Pushing aside a rough-hewn wooden door, they descend a steep staircase. Though it is Monday, the hall teems with familiar faces, all of which greet them with nods. Like so many Catholics, Mother attends Calvinist service on Sundays—as marital vows dictate—then repents on Mondays.
They wait in silence for Mass to begin. Except for the paintings of Jesus and the saints that adorn the walls and altar, the whitewashed, vaulted interior and rows of wooden pews remind Johannes of the Calvinist church they attend with Father. Mother says the pictures are meant to help achieve a prayerful state, to bring them closer to God. Yet he learns in Sunday school that Catholic worship is heresy and idolatry, that the Word alone should be used for spiritual meditation. Johannes pities his Calvinist teachers, that they cannot feel the sacred power of the art.

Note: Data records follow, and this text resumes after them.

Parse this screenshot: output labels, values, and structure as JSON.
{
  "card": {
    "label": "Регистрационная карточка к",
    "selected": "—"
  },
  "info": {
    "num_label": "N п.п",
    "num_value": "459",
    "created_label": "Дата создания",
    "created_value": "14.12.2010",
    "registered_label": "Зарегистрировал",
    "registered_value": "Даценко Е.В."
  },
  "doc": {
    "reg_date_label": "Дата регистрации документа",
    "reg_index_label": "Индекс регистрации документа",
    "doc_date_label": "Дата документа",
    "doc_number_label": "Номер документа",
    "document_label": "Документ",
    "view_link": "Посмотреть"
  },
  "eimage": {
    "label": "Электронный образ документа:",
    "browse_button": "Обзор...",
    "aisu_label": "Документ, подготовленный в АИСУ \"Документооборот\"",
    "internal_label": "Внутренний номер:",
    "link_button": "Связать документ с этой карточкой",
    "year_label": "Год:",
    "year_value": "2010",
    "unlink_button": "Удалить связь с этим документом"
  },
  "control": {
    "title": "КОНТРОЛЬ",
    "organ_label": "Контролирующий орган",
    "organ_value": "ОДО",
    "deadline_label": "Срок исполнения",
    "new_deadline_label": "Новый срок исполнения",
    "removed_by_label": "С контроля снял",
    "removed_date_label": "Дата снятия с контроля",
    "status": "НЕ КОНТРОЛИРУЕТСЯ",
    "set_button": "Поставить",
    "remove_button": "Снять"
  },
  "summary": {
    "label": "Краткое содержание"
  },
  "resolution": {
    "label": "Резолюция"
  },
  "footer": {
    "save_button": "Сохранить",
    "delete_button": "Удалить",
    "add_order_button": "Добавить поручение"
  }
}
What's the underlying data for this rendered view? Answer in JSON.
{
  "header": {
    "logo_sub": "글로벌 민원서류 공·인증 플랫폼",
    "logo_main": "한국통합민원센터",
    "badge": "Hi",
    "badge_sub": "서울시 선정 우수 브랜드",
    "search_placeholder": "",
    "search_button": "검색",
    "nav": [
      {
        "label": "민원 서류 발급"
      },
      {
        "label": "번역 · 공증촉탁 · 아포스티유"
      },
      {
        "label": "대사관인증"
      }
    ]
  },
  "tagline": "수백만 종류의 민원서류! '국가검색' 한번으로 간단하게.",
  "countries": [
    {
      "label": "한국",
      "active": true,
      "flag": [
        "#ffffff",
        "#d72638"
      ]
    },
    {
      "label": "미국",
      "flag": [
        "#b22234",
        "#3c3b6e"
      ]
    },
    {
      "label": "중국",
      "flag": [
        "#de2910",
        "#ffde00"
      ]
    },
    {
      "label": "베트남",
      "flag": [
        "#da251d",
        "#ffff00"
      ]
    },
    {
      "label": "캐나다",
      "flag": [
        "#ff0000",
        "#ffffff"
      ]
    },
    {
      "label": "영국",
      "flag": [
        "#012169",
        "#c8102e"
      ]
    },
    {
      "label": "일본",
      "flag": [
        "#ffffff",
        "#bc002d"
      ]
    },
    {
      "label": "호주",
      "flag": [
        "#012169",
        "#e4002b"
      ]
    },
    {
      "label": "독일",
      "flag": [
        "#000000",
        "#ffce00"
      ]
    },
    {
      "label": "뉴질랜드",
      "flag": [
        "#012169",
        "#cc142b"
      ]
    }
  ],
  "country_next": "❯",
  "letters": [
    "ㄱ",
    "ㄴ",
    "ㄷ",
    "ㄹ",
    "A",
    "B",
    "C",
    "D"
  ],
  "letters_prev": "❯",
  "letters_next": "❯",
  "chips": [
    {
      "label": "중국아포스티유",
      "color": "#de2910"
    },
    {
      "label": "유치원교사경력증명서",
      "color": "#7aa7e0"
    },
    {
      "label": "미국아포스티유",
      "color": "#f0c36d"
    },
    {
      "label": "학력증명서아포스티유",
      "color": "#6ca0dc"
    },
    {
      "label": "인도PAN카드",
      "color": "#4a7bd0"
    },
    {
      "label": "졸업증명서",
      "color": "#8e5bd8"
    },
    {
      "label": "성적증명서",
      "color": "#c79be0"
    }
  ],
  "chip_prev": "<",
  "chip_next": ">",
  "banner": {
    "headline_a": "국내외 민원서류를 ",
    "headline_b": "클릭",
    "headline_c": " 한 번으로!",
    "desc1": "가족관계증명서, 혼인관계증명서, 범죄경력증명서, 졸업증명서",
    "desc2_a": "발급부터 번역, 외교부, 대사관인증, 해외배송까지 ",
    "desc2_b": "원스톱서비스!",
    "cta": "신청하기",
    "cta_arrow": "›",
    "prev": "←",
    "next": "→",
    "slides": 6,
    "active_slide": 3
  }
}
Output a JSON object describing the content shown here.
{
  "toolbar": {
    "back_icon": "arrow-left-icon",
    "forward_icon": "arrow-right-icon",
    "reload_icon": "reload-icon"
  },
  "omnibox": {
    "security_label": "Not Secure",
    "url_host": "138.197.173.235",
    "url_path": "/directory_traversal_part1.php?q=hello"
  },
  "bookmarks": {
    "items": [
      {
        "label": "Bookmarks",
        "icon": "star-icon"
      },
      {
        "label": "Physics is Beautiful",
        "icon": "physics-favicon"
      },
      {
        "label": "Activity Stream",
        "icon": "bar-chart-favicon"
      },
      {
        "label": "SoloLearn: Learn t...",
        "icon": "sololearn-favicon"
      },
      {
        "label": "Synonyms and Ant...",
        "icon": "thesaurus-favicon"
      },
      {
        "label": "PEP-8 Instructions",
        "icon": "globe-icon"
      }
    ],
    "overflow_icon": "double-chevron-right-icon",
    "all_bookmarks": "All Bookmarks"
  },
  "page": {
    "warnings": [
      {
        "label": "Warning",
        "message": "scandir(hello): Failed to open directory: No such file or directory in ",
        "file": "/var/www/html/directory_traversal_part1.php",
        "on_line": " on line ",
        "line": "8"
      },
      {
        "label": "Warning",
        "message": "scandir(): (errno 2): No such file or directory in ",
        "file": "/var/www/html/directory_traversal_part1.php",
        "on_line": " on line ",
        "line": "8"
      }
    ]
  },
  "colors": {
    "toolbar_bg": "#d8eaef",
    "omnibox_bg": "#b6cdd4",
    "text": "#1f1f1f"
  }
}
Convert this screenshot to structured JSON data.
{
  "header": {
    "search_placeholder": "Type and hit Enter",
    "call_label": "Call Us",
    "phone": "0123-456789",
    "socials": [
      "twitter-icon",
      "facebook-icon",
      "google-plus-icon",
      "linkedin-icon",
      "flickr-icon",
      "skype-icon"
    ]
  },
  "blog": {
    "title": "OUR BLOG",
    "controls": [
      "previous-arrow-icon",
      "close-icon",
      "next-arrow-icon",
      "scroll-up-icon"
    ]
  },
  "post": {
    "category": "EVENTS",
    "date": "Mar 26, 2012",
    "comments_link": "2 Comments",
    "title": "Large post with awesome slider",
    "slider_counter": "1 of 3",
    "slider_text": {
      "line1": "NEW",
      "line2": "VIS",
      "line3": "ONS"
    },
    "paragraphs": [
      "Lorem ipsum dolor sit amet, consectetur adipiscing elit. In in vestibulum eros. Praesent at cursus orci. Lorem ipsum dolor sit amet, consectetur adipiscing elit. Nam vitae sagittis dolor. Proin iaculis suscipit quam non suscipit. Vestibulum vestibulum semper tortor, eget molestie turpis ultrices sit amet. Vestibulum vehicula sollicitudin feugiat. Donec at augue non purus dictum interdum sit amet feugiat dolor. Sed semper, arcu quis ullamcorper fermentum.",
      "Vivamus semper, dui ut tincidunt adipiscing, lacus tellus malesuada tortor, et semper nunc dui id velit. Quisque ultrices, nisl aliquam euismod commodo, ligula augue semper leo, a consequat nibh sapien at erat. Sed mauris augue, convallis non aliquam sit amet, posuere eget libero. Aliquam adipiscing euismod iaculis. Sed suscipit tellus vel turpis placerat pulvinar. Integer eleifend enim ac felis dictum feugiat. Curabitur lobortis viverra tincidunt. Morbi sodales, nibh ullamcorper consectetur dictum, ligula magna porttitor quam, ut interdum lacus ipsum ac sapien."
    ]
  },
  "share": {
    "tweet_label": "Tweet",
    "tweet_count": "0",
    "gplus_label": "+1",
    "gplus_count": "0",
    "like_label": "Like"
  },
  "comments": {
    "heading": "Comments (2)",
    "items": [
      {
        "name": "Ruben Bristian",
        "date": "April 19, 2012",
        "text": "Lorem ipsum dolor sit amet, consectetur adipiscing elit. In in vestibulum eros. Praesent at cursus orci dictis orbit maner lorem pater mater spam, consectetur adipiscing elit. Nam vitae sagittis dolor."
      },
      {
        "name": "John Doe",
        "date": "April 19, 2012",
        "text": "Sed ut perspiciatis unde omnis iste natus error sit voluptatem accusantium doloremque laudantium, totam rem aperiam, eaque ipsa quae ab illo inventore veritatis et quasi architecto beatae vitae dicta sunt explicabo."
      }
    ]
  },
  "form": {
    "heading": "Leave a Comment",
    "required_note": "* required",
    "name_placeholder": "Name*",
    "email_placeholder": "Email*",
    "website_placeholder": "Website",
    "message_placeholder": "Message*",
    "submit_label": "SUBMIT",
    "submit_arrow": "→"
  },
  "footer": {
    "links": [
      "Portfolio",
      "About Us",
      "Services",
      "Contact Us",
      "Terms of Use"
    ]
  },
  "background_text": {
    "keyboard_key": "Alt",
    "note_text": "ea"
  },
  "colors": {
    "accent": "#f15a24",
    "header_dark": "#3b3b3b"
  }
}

The procession to the altar begins. The priest leads the pageant, resplendent in robes embroidered in gold and silver thread, and incants the Introit and Kyrie at the foot of the altar. He welcomes the congregation: “Dominus vobiscum.” Of his own volition, for Mother does not demand participation, Johannes greets the priest in reply: “Et cum spiritu tuo.”
During the Mass, the priest places his left hand on his chest and lifts the censer to incense the altar. As the censer swings like a pendulum, candlelight catches on its golden surface, irradiating dark corners and shadowed faces for a moment before arcing to brighten others. It gives all the chance to share in the light.
The incense rises. Johannes inhales the heady, sweet-smelling perfume, as exotic as his cimarron paint or perhaps the Indian yellow. He watches the smoke ascend high in a pleasing offering to God, an emblem of their prayers.